Got this done over the weekend:
View attachment 372490View attachment 372488
although I know I can fix it with body filler, I’m not super happy with the seams. Sheet metal sucks and I’m apparently not very good at welding it in. I’m sure it takes a lot of practice. I was going to finish the other side tonight but I ran out of gas again. I’ll have to pick more up tomorrow. View attachment 372489
when I get this side finished I think I’m allowed to call it rust free without stretching the truth too much. The rocker boxes are welded up but I took the plate to a metal fab shop to have them drill out all the holes for me. I think drilling 32 holes through 1/4” is a little more than I can handle. I’m not real concerned about the exhaust at the moment. I’ll get it done when the stars align but I’m tired of trying to schedule around the weather and I have plenty of sheet metal work to do in the mean time.

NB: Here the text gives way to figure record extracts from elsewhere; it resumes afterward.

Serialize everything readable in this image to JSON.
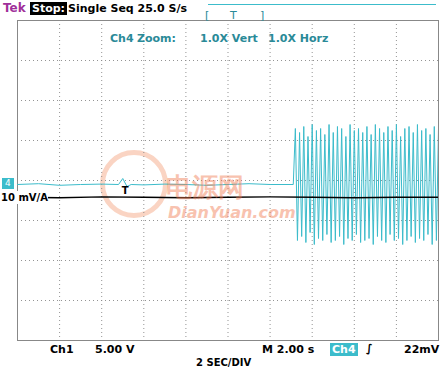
{
  "screen": {
    "header": {
      "brand": "Tek",
      "state": "Stop:",
      "acquisition": "Single Seq 25.0 S/s",
      "record_view": {
        "left": "[",
        "trigger": "T",
        "right": "]"
      }
    },
    "zoom": {
      "channel": "Ch4",
      "label": "Zoom:",
      "vertical": "1.0X Vert",
      "horizontal": "1.0X Horz"
    },
    "watermark": {
      "text": "电源网",
      "url": "DianYuan.com"
    },
    "scale_label": "10 mV/A",
    "channel_marker": "4",
    "trigger_marker": {
      "label": "T",
      "x": 2.56,
      "y": -0.25
    },
    "footer": {
      "ch1": "Ch1",
      "ch1_scale": "5.00 V",
      "timebase": "M 2.00 s",
      "trigger_source": "Ch4",
      "trigger_slope": "∫",
      "trigger_level": "22mV",
      "sec_div": "2 SEC/DIV"
    }
  },
  "chart_data": {
    "type": "line",
    "xlim": [
      0,
      10
    ],
    "ylim": [
      -4,
      4
    ],
    "xticks": [
      0,
      1,
      2,
      3,
      4,
      5,
      6,
      7,
      8,
      9,
      10
    ],
    "yticks": [
      -4,
      -3,
      -2,
      -1,
      0,
      1,
      2,
      3,
      4
    ],
    "grid": true,
    "tick_labels": false,
    "series": [
      {
        "name": "Ch4",
        "color": "#3cbccb",
        "x": [
          0,
          0.5,
          1,
          1.5,
          2,
          2.4,
          2.5,
          2.6,
          2.7,
          3,
          3.5,
          4,
          4.5,
          5,
          5.5,
          6,
          6.55,
          6.6,
          6.65,
          6.7,
          6.75,
          6.8,
          6.85,
          6.9,
          6.95,
          7,
          7.05,
          7.1,
          7.15,
          7.2,
          7.25,
          7.3,
          7.35,
          7.4,
          7.45,
          7.5,
          7.55,
          7.6,
          7.65,
          7.7,
          7.75,
          7.8,
          7.85,
          7.9,
          7.95,
          8,
          8.05,
          8.1,
          8.15,
          8.2,
          8.25,
          8.3,
          8.35,
          8.4,
          8.45,
          8.5,
          8.55,
          8.6,
          8.65,
          8.7,
          8.75,
          8.8,
          8.85,
          8.9,
          8.95,
          9,
          9.05,
          9.1,
          9.15,
          9.2,
          9.25,
          9.3,
          9.35,
          9.4,
          9.45,
          9.5,
          9.55,
          9.6,
          9.65,
          9.7,
          9.75,
          9.8,
          9.85,
          9.9,
          9.95,
          10
        ],
        "values": [
          -0.1,
          -0.08,
          -0.12,
          -0.1,
          -0.09,
          -0.1,
          0.05,
          -0.15,
          -0.1,
          -0.11,
          -0.09,
          -0.1,
          -0.12,
          -0.1,
          -0.08,
          -0.1,
          -0.1,
          1.3,
          -1.5,
          1.2,
          -1.4,
          1.35,
          -1.55,
          1.1,
          -1.3,
          1.4,
          -1.6,
          1.25,
          -1.45,
          1.3,
          -1.5,
          1.15,
          -1.35,
          1.4,
          -1.55,
          1.2,
          -1.5,
          1.35,
          -1.4,
          1.3,
          -1.6,
          1.1,
          -1.45,
          1.4,
          -1.5,
          1.25,
          -1.35,
          1.3,
          -1.55,
          1.2,
          -1.5,
          1.35,
          -1.45,
          1.15,
          -1.6,
          1.4,
          -1.4,
          1.3,
          -1.5,
          1.2,
          -1.55,
          1.35,
          -1.35,
          1.25,
          -1.5,
          1.4,
          -1.45,
          1.1,
          -1.6,
          1.3,
          -1.5,
          1.35,
          -1.4,
          1.2,
          -1.55,
          1.4,
          -1.45,
          1.25,
          -1.5,
          1.3,
          -1.35,
          1.15,
          -1.6,
          1.35,
          -1.5,
          1.3
        ]
      },
      {
        "name": "Ch1",
        "color": "#000000",
        "x": [
          0,
          1,
          2,
          3,
          4,
          5,
          6,
          7,
          8,
          9,
          10
        ],
        "values": [
          -0.42,
          -0.43,
          -0.41,
          -0.42,
          -0.43,
          -0.42,
          -0.41,
          -0.42,
          -0.43,
          -0.42,
          -0.42
        ]
      }
    ]
  }
}
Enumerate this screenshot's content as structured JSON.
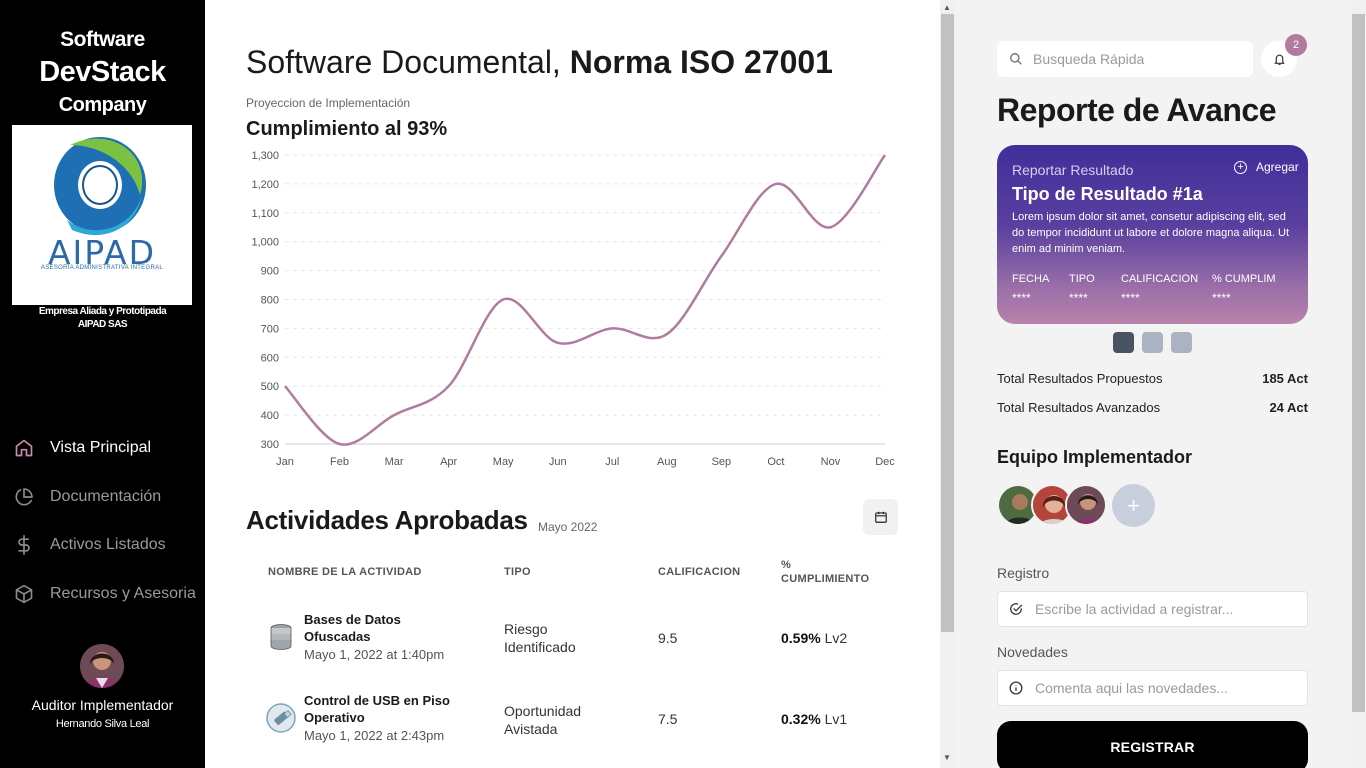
{
  "brand": {
    "line1": "Software",
    "line2": "DevStack",
    "line3": "Company"
  },
  "partner": {
    "logo_text": "AIPAD",
    "logo_sub": "ASESORÍA ADMINISTRATIVA INTEGRAL",
    "line1": "Empresa Aliada y Prototipada",
    "line2": "AIPAD SAS"
  },
  "nav": [
    {
      "label": "Vista Principal",
      "icon": "home-icon",
      "active": true
    },
    {
      "label": "Documentación",
      "icon": "pie-chart-icon",
      "active": false
    },
    {
      "label": "Activos Listados",
      "icon": "dollar-icon",
      "active": false
    },
    {
      "label": "Recursos y Asesoria",
      "icon": "box-icon",
      "active": false
    }
  ],
  "user": {
    "role": "Auditor Implementador",
    "name": "Hernando Silva Leal"
  },
  "main": {
    "title_light": "Software Documental, ",
    "title_bold": "Norma ISO 27001",
    "chart_subtitle": "Proyeccion de Implementación",
    "chart_title": "Cumplimiento al 93%",
    "activities_title": "Actividades Aprobadas",
    "activities_date": "Mayo 2022",
    "columns": [
      "NOMBRE DE LA ACTIVIDAD",
      "TIPO",
      "CALIFICACION",
      "%",
      "CUMPLIMIENTO"
    ],
    "rows": [
      {
        "name": "Bases de Datos Ofuscadas",
        "date": "Mayo 1, 2022 at 1:40pm",
        "type": "Riesgo Identificado",
        "score": "9.5",
        "pct": "0.59%",
        "level": "Lv2",
        "icon": "database-icon"
      },
      {
        "name": "Control de USB en Piso Operativo",
        "date": "Mayo 1, 2022 at 2:43pm",
        "type": "Oportunidad Avistada",
        "score": "7.5",
        "pct": "0.32%",
        "level": "Lv1",
        "icon": "usb-icon"
      }
    ]
  },
  "chart_data": {
    "type": "line",
    "title": "Cumplimiento al 93%",
    "subtitle": "Proyeccion de Implementación",
    "categories": [
      "Jan",
      "Feb",
      "Mar",
      "Apr",
      "May",
      "Jun",
      "Jul",
      "Aug",
      "Sep",
      "Oct",
      "Nov",
      "Dec"
    ],
    "series": [
      {
        "name": "Cumplimiento",
        "values": [
          500,
          300,
          400,
          500,
          800,
          650,
          700,
          680,
          950,
          1200,
          1050,
          1300
        ]
      }
    ],
    "ylim": [
      300,
      1300
    ],
    "yticks": [
      300,
      400,
      500,
      600,
      700,
      800,
      900,
      1000,
      1100,
      1200,
      1300
    ],
    "ytick_labels": [
      "300",
      "400",
      "500",
      "600",
      "700",
      "800",
      "900",
      "1,000",
      "1,100",
      "1,200",
      "1,300"
    ],
    "color": "#b07b9e",
    "grid": true
  },
  "right": {
    "search_placeholder": "Busqueda Rápida",
    "notifications": "2",
    "title": "Reporte de Avance",
    "card": {
      "subtitle": "Reportar Resultado",
      "add_label": "Agregar",
      "title": "Tipo de Resultado #1a",
      "body": "Lorem ipsum dolor sit amet, consetur adipiscing elit, sed do tempor incididunt ut labore et dolore magna aliqua. Ut enim ad minim veniam.",
      "cols": [
        {
          "label": "FECHA",
          "value": "****"
        },
        {
          "label": "TIPO",
          "value": "****"
        },
        {
          "label": "CALIFICACION",
          "value": "****"
        },
        {
          "label": "% CUMPLIM",
          "value": "****"
        }
      ]
    },
    "stats": [
      {
        "label": "Total Resultados Propuestos",
        "value": "185 Act"
      },
      {
        "label": "Total Resultados Avanzados",
        "value": "24 Act"
      }
    ],
    "team_title": "Equipo Implementador",
    "add_member": "+",
    "registro_label": "Registro",
    "registro_placeholder": "Escribe la actividad a registrar...",
    "novedades_label": "Novedades",
    "novedades_placeholder": "Comenta aqui las novedades...",
    "submit_label": "REGISTRAR"
  }
}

Looking good, If the panel is straight it should turn out good. The previous owner of mine fixed his with 22 gauge steel riveted over the top and covered in 1/2 in of bondo, lol. It took me most of a day to excavate that stuff with the wire wheel
 
Looking good, If the panel is straight it should turn out good. The previous owner of mine fixed his with 22 gauge steel riveted over the top and covered in 1/2 in of bondo, lol. It took me most of a day to excavate that stuff with the wire wheel
Lol previous owner work never ceases to surprise me.
 
I got the other side finished, still not thrilled with it but it should be good enough. No more rust anyway. A565A1EA-85A5-4C49-8BFF-6E888AF64083.jpeg
I got the plate back from the fab shop today, really glad I didn’t have to drill these out. 7F2BCF8D-BC85-426F-8350-8DC6E28B26DC.jpeg
Should be able to finish the rocker boxes this weekend.
 
Ok I didn’t have much time to work on the blazer the past week and a half but I got the rocker “boxes” done.
5A3F1493-DDA2-44FF-A64D-A9CA5A4BE84A.jpeg2F687CF4-26BA-4745-8ECE-2AEFD3C0C29E.jpeg28412836-0865-4BB6-97CF-330AEB6B5C92.jpeg9C2EF724-6913-4090-BFB0-23E542AACCEF.jpeg
Time will tell if they’ll do what they are made for but I’m pretty confident they will. I like the simple design, the fact that they won’t trap dirt and water and that they’re removable. I need to dig into the last bit of wiring on this thing and also get a throttle setup. But I also really want to do the top conversion and now that the boxes are done I can do that so that might be what I dig into next. I might start on that this weekend.